The author uses the environment and the weather extensively to place a certain mental image within the reader's mind and to depict the gravity and harshness of the situation. Not only does this add to the background and setting of the book, but it also exemplifies the plot and the message the author is trying to get across.
As stated throughout the novel, this summer in Philadelphia was unusually hot and the sun was scorching on the people and the land. It was a dangerous problem that created fatigue, dehydration, and even death in certain cases. In this way, it extended the plot by providing yet another obstacle that the inhabitants of Philadelphia had to overcome, in addition to the epidemic of Yellow Fever.
The heat in the environment is also important to the understanding of the novel because it provides an allegory for the idea of Hell. Things are going terribly wrong and Philadelphia feels like it is scorching near the center of the Earth, almost as if its people were burning in Hell. The death and destruction that the environment and the weather create also make the inhabitants of the city feel like they are living a life of perpetual misery.
How does Mattie mature as a character over the course of the novel?

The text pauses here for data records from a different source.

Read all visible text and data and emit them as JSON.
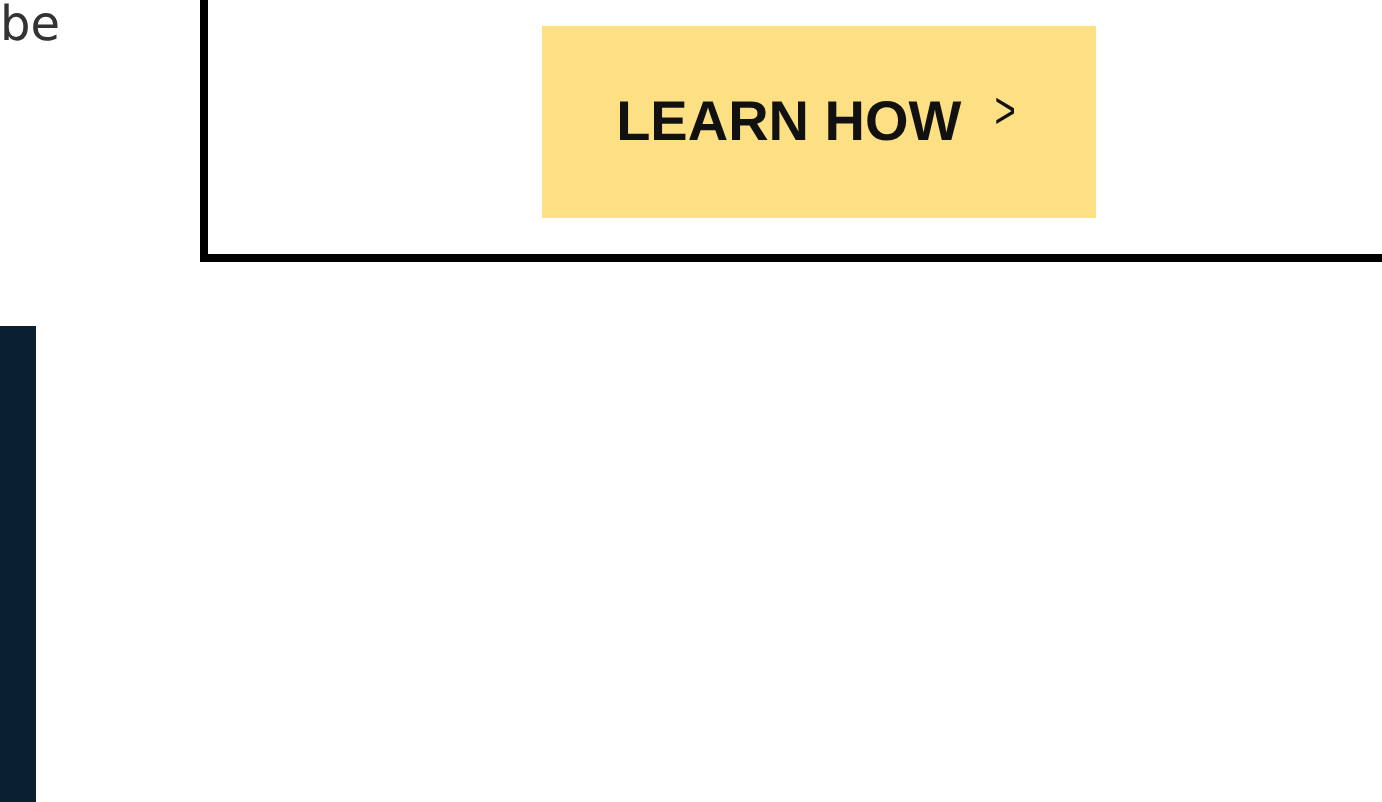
{
  "text_fragment": "be",
  "cta_button": {
    "label": "LEARN HOW",
    "icon": ">"
  }
}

At the start of the novel, Mattie is somewhat spoiled and self-absorbed. She doesn't fully value how hard her mother works, and she spends most of her time thinking about her own personal goals and desires (being with Nathaniel and traveling the world). However, with the outbreak of the epidemic, Mattie comes to understand danger, suffering, and loss. She is also put in situations where she has to face hardship and show courage. All of these experiences help Mattie to understand what is actually important and to become more motivated to care about others. By the end of the novel, Mattie is successfully running a business and taking care of her mother and the child she has adopted. Mattie has matured from an adolescent into an adult, even though she had to do so under very hard circumstances.
How do race and class impact the experience different characters have during the epidemic?

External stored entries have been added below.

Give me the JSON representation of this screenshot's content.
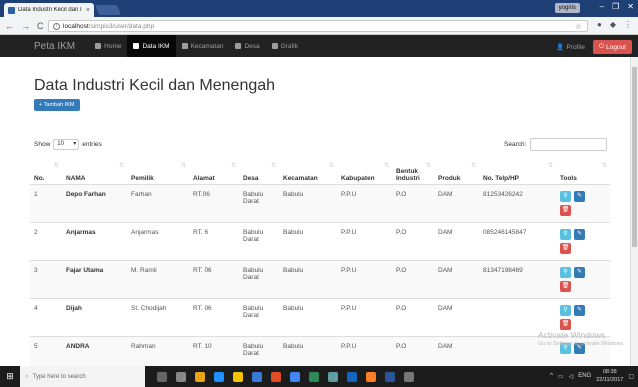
{
  "browser": {
    "tab_title": "Data Industri Kecil dan I",
    "tab_close": "×",
    "url_host": "localhost",
    "url_path": "/simpis3/user/data.php",
    "window_user": "yogiris",
    "window_controls": [
      "–",
      "❐",
      "✕"
    ]
  },
  "navbar": {
    "brand": "Peta IKM",
    "items": [
      {
        "label": "Home"
      },
      {
        "label": "Data IKM"
      },
      {
        "label": "Kecamatan"
      },
      {
        "label": "Desa"
      },
      {
        "label": "Grafik"
      }
    ],
    "profile_label": "Profile",
    "logout_label": "Logout"
  },
  "page": {
    "title": "Data Industri Kecil dan Menengah",
    "add_button": "+ Tambah IKM",
    "show_label": "Show",
    "show_value": "10",
    "entries_label": "entries",
    "search_label": "Search:"
  },
  "table": {
    "columns": [
      "No.",
      "NAMA",
      "Pemilik",
      "Alamat",
      "Desa",
      "Kecamatan",
      "Kabupaten",
      "Bentuk Industri",
      "Produk",
      "No. Telp/HP",
      "Tools"
    ],
    "rows": [
      {
        "no": "1",
        "nama": "Depo Farhan",
        "pemilik": "Farhan",
        "alamat": "RT.06",
        "desa": "Babulu Darat",
        "kecamatan": "Babulu",
        "kabupaten": "P.P.U",
        "bentuk": "P.O",
        "produk": "DAM",
        "telp": "81253426242"
      },
      {
        "no": "2",
        "nama": "Anjarmas",
        "pemilik": "Anjarmas",
        "alamat": "RT. 6",
        "desa": "Babulu Darat",
        "kecamatan": "Babulu",
        "kabupaten": "P.P.U",
        "bentuk": "P.O",
        "produk": "DAM",
        "telp": "085246145847"
      },
      {
        "no": "3",
        "nama": "Fajar Utama",
        "pemilik": "M. Ramli",
        "alamat": "RT. 06",
        "desa": "Babulu Darat",
        "kecamatan": "Babulu",
        "kabupaten": "P.P.U",
        "bentuk": "P.O",
        "produk": "DAM",
        "telp": "81347198469"
      },
      {
        "no": "4",
        "nama": "Dijah",
        "pemilik": "St. Chodijah",
        "alamat": "RT. 06",
        "desa": "Babulu Darat",
        "kecamatan": "Babulu",
        "kabupaten": "P.P.U",
        "bentuk": "P.O",
        "produk": "DAM",
        "telp": ""
      },
      {
        "no": "5",
        "nama": "ANDRA",
        "pemilik": "Rahman",
        "alamat": "RT. 10",
        "desa": "Babulu Darat",
        "kecamatan": "Babulu",
        "kabupaten": "P.P.U",
        "bentuk": "P.O",
        "produk": "DAM",
        "telp": ""
      }
    ]
  },
  "watermark": {
    "title": "Activate Windows",
    "subtitle": "Go to Settings to activate Windows."
  },
  "taskbar": {
    "search_placeholder": "Type here to search",
    "tray_lang": "ENG",
    "time": "08:38",
    "date": "22/11/2017"
  },
  "colors": {
    "navbar": "#222222",
    "primary": "#337ab7",
    "danger": "#d9534f",
    "info": "#5bc0de"
  }
}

When the epidemic first breaks out, it seems like individuals in poorer neighborhoods are more impacted. Individuals with more money avoid these areas, and people like the Ogilvie family even seem to think that the disease is just an inconvenience that won't actually affect them. However, when it becomes clear that wealthy people can also fall ill, individuals with more money and resources largely flee from the city, only returning after the outbreak has ended. Their wealth allows them to avoid much of the suffering, and Mattie feels a lot of resentment and anger when she sees them returning in the colder months. Eliza and other Black residents of Philadelphia also have a different experience of the epidemic as they largely band together to care for each other. They belong to a close-knit community whose members can depend on each other, and they don't have to feel fearful and isolated. Moreover, they were given an explicit social mandate: "Consider also the African American community, then comprising about 5 percent of the city's population. Mistakenly believing that blacks were immune to yellow fever ... [officials] called on the Free African Society for help" (Foster, Jenkins, and Toogood, pg.4).
How does Mattie's experience of growing up without a father impact her during the novel?
Mattie's father dies when she is only a toddler, so she grows up raised by her mother and grandfather, with help from Eliza. This experience shows Mattie that women can be strong, independent, and in control of their own destiny. Her experience with strong female role models gives Mattie the confidence to take care of herself during the epidemic and to eventually run her own business. If Mattie's family structure had been more traditional, she might not have been as resilient and adaptable. Additionally, growing up with a blended family showed Mattie that there are different ways people can come together to love and support one another. Her willingness to adopt Nell, and then to bond with Joseph and Eliza's family, shows that Mattie understands that families can come in all shapes and sizes and don't always need to be related by blood.
Who are the heroes of the novel? Who, if anyone, are the villains?
The novel shows that even ordinary people can act in heroic ways when they are faced with extraordinary challenges. Mattie's heroism consists of things like finding water for her grandfather, nursing her mother all through the night, and adopting Nell when there is no one to take care of her. Mattie cannot ultimately stop the disease, nor can she prevent people from suffering and dying around her. She shows heroism by doing what she can to help people and never giving up hope. Eliza also shows heroism by helping those who need it most and motivating Mattie to be a better person. The disease itself is not a "villain" as such because it is a natural force, but characters like the Ogilvies, who use their wealth and privilege to flee from the city and do not even try to help the less fortunate, can be argued to be the villains of the story.